Mrs. Papo, 45, lived through Mr. Mandela’s prime. He worked his way up in the hospitality industry as international hotel chains returned to South Africa. She studied by correspondence, supported her siblings through school, and eventually bought a house in what was once a whites-only suburb.
Today, the strangling cost of living and rolling blackouts have dimmed her optimism about South Africa, but she doesn’t blame her leader.
“Those who came later have to fix it,” she said.
Some monuments to Mr Mandela have also fallen on hard times. The Johannesburg Bridge, which crosses dozens of decommissioned trains on rusting tracks, is a hot spot for muggers. Cracks have begun to crack at the base of the country’s largest monument to Mr. Mandela: a 30-foot bronze statue in Pretoria, South Africa’s executive capital.
On a bleak winter morning, Desire Wawda watched a group of South Korean tourists take pictures next to the monument. They said they were killing time after the closure of their college campus following protests over unpaid scholarships and tuition fees.
Mr Vavda, 17, belongs to a generation that knows Mr Mandela only as a historical figure in textbooks and movies.
To him, Mr Mandela’s struggle to end apartheid was admirable. But he said the huge economic gap between black and white South Africans will be on his mind when he votes for the first time next year.

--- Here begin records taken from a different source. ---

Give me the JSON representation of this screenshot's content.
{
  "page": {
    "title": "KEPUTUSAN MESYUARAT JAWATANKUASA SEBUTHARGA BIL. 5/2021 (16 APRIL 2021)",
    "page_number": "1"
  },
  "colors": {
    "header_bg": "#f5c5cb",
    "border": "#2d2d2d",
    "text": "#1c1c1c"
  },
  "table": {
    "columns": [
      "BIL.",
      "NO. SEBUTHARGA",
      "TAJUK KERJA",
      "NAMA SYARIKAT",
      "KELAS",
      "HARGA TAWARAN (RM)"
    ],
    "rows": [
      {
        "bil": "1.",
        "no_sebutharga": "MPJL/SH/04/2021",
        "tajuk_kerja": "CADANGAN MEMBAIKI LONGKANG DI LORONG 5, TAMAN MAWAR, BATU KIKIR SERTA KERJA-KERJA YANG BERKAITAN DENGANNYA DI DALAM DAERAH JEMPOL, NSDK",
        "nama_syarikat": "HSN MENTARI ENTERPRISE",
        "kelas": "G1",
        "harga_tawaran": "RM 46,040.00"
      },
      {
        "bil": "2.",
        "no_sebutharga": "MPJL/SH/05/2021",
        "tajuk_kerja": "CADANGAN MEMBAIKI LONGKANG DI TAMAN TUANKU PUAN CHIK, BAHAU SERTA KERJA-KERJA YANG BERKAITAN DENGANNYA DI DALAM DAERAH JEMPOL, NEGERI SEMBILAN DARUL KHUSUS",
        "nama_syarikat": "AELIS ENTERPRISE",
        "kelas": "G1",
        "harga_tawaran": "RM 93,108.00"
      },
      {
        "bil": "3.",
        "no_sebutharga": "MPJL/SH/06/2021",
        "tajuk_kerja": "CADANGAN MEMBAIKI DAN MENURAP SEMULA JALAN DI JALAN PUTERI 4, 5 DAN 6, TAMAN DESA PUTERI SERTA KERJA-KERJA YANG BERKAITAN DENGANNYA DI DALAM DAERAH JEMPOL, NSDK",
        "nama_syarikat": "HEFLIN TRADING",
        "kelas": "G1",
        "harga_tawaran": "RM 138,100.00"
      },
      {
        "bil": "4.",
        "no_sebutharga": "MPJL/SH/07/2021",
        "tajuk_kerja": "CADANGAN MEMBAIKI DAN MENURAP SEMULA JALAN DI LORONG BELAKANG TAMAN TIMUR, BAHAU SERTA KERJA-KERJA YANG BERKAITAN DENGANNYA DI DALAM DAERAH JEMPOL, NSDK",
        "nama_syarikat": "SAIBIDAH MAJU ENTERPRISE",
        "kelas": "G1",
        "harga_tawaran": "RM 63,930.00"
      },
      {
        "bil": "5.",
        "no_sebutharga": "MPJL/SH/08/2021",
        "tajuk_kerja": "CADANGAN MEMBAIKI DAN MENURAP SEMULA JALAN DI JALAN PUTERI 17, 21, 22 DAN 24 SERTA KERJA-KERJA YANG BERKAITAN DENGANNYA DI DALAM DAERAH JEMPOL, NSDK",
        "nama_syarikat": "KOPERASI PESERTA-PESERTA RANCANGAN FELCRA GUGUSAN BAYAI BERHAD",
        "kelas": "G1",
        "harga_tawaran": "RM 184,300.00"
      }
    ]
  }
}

“They didn’t rebel against white people,” Mr. Vavda said. “I was getting revenge.”
Outside the library of Nelson Mandela University in the coastal city of Gkeberha, Asemahle Gwala said that when he was a student, he sat for hours on a bench next to a life-size statue of Mr Mandela. Students sit on the statue’s lap, or decorate the statue with clothes and lipstick.
Mr. Gwala, now 26, said he took it as a reminder that Mr. Mandela was human — he had not become a commercial brand.
South Africans, he said, would identify more with Mr Mandela if they could see him “as a man who wanted to change his world” rather than as a statue and a monument.